Sobre el tucumano Gregorio Aráoz de La Madrid.
“Pacheco y la campaña de Cuyo”, libro de 1927 de Ernesto Quesada (1858-1934), es un clásico de la historiografía argentina. En uno de sus capítulos, Quesada describe con entusiasmo al general Gregorio Aráoz de La Madrid, en 1841, es decir en un momento culminante de la vida del guerrero tucumano.
En ese momento, dice “era una figura legendaria, y sus proezas de valor fabuloso durante las campañas del Alto Perú, como sus combates durante el período de las convulsiones internas, le habían conquistado con justicia la fama de un héroe.
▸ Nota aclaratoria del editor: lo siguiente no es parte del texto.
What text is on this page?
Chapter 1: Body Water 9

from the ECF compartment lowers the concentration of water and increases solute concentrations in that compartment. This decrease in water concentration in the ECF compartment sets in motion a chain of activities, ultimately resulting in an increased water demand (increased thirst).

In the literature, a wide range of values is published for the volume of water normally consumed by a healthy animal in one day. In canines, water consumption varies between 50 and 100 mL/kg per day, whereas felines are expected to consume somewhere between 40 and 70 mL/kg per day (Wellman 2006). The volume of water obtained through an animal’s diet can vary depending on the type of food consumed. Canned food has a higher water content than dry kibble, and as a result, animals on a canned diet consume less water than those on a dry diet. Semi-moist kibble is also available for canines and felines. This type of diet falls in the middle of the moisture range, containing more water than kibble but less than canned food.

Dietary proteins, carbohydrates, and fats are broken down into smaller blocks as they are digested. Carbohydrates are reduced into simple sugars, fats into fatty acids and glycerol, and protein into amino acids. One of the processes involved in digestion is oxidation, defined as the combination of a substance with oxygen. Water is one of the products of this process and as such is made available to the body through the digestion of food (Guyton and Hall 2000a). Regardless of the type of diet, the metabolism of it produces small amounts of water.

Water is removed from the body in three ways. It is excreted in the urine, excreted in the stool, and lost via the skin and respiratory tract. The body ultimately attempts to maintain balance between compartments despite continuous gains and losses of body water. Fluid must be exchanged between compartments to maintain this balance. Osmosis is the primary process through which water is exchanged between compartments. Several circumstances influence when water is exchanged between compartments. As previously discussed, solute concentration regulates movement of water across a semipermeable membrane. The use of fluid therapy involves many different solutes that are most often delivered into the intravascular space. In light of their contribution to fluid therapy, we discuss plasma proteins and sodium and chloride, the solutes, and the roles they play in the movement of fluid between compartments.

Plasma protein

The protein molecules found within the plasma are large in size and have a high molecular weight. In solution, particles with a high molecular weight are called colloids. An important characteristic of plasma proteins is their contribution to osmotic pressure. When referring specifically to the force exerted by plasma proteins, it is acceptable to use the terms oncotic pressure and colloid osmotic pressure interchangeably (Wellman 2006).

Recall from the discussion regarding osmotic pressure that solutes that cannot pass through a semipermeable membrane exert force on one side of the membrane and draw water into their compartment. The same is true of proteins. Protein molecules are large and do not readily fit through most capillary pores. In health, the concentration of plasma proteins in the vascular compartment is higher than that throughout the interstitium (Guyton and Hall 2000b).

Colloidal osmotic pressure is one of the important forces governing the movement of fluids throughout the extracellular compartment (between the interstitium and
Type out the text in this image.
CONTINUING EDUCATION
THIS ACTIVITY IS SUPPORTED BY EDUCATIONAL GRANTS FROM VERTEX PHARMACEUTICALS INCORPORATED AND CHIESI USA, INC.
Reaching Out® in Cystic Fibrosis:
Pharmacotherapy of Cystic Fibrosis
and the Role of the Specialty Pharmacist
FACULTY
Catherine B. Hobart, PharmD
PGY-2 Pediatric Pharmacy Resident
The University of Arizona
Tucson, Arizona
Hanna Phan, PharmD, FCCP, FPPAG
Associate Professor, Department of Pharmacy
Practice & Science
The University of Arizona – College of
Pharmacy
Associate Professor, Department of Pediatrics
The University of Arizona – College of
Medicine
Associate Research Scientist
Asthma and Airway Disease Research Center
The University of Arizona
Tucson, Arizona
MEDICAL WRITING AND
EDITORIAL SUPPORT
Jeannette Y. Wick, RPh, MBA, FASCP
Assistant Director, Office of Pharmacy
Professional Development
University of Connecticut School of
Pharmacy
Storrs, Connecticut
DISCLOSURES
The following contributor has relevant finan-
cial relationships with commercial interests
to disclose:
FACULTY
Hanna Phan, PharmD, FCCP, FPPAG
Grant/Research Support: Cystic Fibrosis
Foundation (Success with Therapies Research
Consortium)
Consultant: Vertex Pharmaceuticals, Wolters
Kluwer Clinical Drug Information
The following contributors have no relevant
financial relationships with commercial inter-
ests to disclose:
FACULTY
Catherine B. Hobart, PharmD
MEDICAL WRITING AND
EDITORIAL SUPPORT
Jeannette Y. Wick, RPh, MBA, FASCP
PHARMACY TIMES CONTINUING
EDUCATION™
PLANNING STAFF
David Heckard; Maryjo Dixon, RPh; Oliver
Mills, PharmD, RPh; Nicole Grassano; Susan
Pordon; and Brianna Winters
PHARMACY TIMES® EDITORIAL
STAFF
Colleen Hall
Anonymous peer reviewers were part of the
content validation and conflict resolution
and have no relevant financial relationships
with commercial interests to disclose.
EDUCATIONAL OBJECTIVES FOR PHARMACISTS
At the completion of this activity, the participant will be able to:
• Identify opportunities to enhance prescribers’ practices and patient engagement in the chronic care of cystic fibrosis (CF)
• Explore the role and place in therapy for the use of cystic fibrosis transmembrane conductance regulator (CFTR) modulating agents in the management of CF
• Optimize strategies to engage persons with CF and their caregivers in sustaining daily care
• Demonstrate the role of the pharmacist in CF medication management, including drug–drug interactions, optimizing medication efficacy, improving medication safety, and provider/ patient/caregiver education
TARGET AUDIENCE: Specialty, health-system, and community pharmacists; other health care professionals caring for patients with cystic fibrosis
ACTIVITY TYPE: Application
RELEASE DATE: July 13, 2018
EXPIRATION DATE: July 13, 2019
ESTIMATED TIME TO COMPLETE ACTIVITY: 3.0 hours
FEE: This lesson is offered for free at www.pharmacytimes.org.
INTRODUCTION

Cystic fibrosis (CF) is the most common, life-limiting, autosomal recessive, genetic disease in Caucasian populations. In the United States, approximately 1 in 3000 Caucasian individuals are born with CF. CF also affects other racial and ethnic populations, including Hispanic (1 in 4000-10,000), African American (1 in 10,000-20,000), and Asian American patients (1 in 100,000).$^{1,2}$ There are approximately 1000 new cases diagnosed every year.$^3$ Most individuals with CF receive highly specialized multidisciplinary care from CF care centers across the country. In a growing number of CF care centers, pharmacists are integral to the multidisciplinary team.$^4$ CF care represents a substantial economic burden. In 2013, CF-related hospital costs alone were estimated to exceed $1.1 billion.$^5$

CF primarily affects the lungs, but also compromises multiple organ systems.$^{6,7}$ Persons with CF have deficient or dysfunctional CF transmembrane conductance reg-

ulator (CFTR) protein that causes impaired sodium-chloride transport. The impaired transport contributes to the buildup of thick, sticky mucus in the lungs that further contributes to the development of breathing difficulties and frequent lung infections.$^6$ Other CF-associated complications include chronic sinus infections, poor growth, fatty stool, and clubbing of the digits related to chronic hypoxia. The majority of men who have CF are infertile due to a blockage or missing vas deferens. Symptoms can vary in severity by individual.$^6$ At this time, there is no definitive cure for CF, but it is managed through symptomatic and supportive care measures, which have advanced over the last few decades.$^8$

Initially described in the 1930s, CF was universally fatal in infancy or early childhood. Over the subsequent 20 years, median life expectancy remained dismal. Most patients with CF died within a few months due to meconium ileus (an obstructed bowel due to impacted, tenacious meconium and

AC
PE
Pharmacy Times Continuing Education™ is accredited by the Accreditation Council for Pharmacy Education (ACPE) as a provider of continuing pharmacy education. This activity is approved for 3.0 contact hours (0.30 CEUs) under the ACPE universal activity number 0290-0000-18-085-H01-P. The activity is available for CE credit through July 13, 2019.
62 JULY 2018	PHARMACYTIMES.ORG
No puede decirse de él que fuera político de alcances, ni militar genial: era sólo un Murat criollo, hombre que jamás conoció el miedo, soldado de un arrojo fantástico, guerrillero incomparable”.
En las batallas, se transfiguraba. “Mientras fue un simple oficial, nadie igualó sus méritos ni sobrepasó sus hazañas; era la encarnación misma del denuedo y del coraje”. Pero, apenas le tocó mandar, afirma Quesada, “sus desaciertos fueron sin cuento, porque provenían de sus cualidades mismas: había nacido para combatir, no para dirigir”.
Era un militar que “no había tenido escuela, ni sabía de la táctica sino lo que su larga experiencia le impedía ignorar”. Aunque no desconocía la eficacia de la artillería ni el poder de la infantería, “para él el arma favorita era la lanza, y se arrojaba al frente de sus falanges históricas arrollando todo a su paso”.
En cuanto a su fisonomía, “era característica: nervioso hasta el extremo, ágil y vigoroso, poseía un físico de acero que desafiaba las fatigas y las privaciones”. El famoso baqueano Alico se asombraba ante ese temple, “para el cual no existían obstáculos en las cosas ni los hombres”.